La Historia ha demostrado que está llena de sorpresas, y que a nadie le sorprenden tanto como a sus protagonistas. Por ejemplo, en 1789 nadie pensaba en el Terror, en Termidor o en Napoleón. ¿Y quien de cuantos escribían sobre la Unión Soviética en los años ochenta intuyó su derrumbe?
La creencia popular de finales del siglo pasado sugería que la economía iba a ser la clave tanto en Europa occidental como en la antigua Europa del Este. Por el contrario, hemos podido comprobar la primacía de la política y la importancia de los liderazgos en los momentos excepcionales.
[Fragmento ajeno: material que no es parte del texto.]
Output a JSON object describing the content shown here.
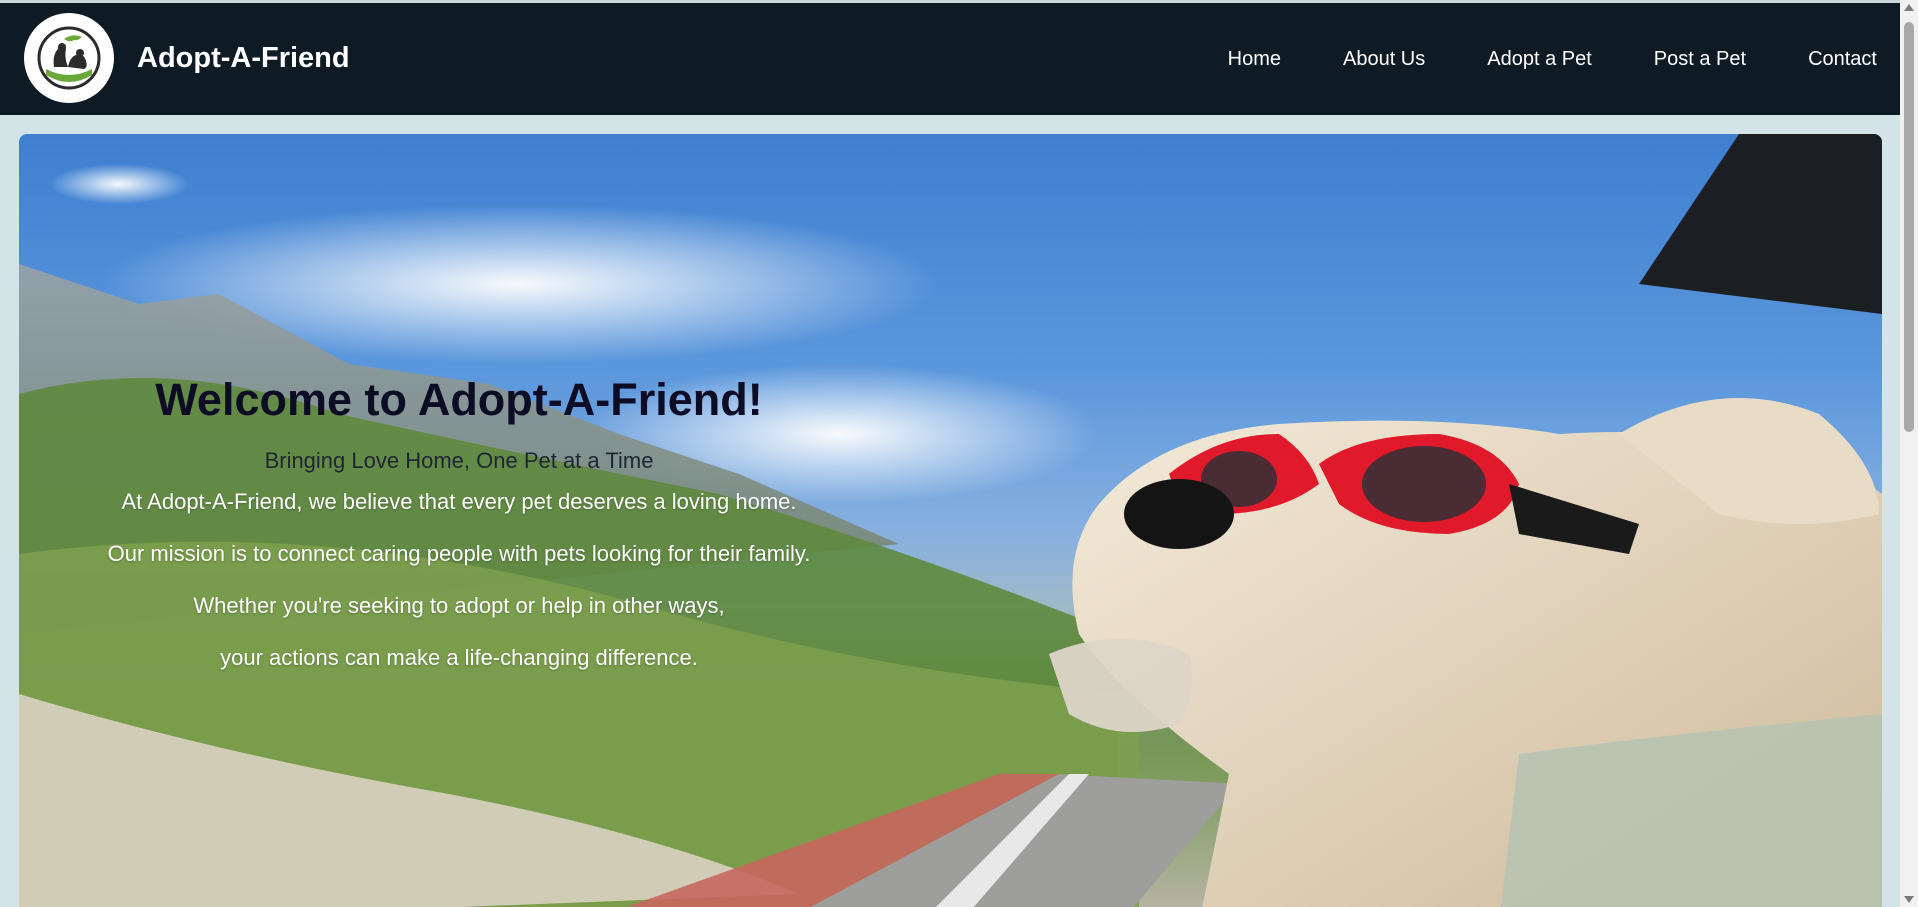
{
  "header": {
    "brand": "Adopt-A-Friend",
    "logo_icon": "pet-logo-icon",
    "nav": [
      {
        "label": "Home"
      },
      {
        "label": "About Us"
      },
      {
        "label": "Adopt a Pet"
      },
      {
        "label": "Post a Pet"
      },
      {
        "label": "Contact"
      }
    ]
  },
  "hero": {
    "title": "Welcome to Adopt-A-Friend!",
    "subtitle": "Bringing Love Home, One Pet at a Time",
    "lines": [
      "At Adopt-A-Friend, we believe that every pet deserves a loving home.",
      "Our mission is to connect caring people with pets looking for their family.",
      "Whether you're seeking to adopt or help in other ways,",
      "your actions can make a life-changing difference."
    ],
    "image": "dog-with-goggles-in-car-window"
  },
  "colors": {
    "navbar_bg": "#0e1a24",
    "page_bg": "#d4e4e6",
    "title_color": "#0c0c24",
    "goggles_red": "#e0192b"
  }
}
Una gran parte de la responsabilidad de la unificación de Alemania pertenece a un hombre: Helmut Kohl. Y en sentido contrario, ocurrió lo mismo con Tudjman y Milosevic en el terrible fin de la antigua Yugoslavia.
El tiempo dirá si el visionario Ibarreche aspira a demasiado y si Zapatero sigue fiel a la retórica que dice una cosa y hace otra, dejando abierto el modelo territorial de Estado para que las minorías nacionalistas continúen en una demanda infinita a cuenta del cuento de los derechos históricos. Porque hoy el problema, aunque más agudizado, es el mismo que ayer: definir los límites de descentralización que puede soportar la idea de España. Y para ello es fundamental que los líderes que hagan frente al polvorín móvil de Ibarreche reafirmen ciertas convicciones y audacias del alma que esta última legislatura ha oscurecido. Para ello no basta envolverse superficialmente en los artículos de la Constitución. Para ello es vital la apuesta por una razón crítica y resistente contra la nacionalidad entendida como religión.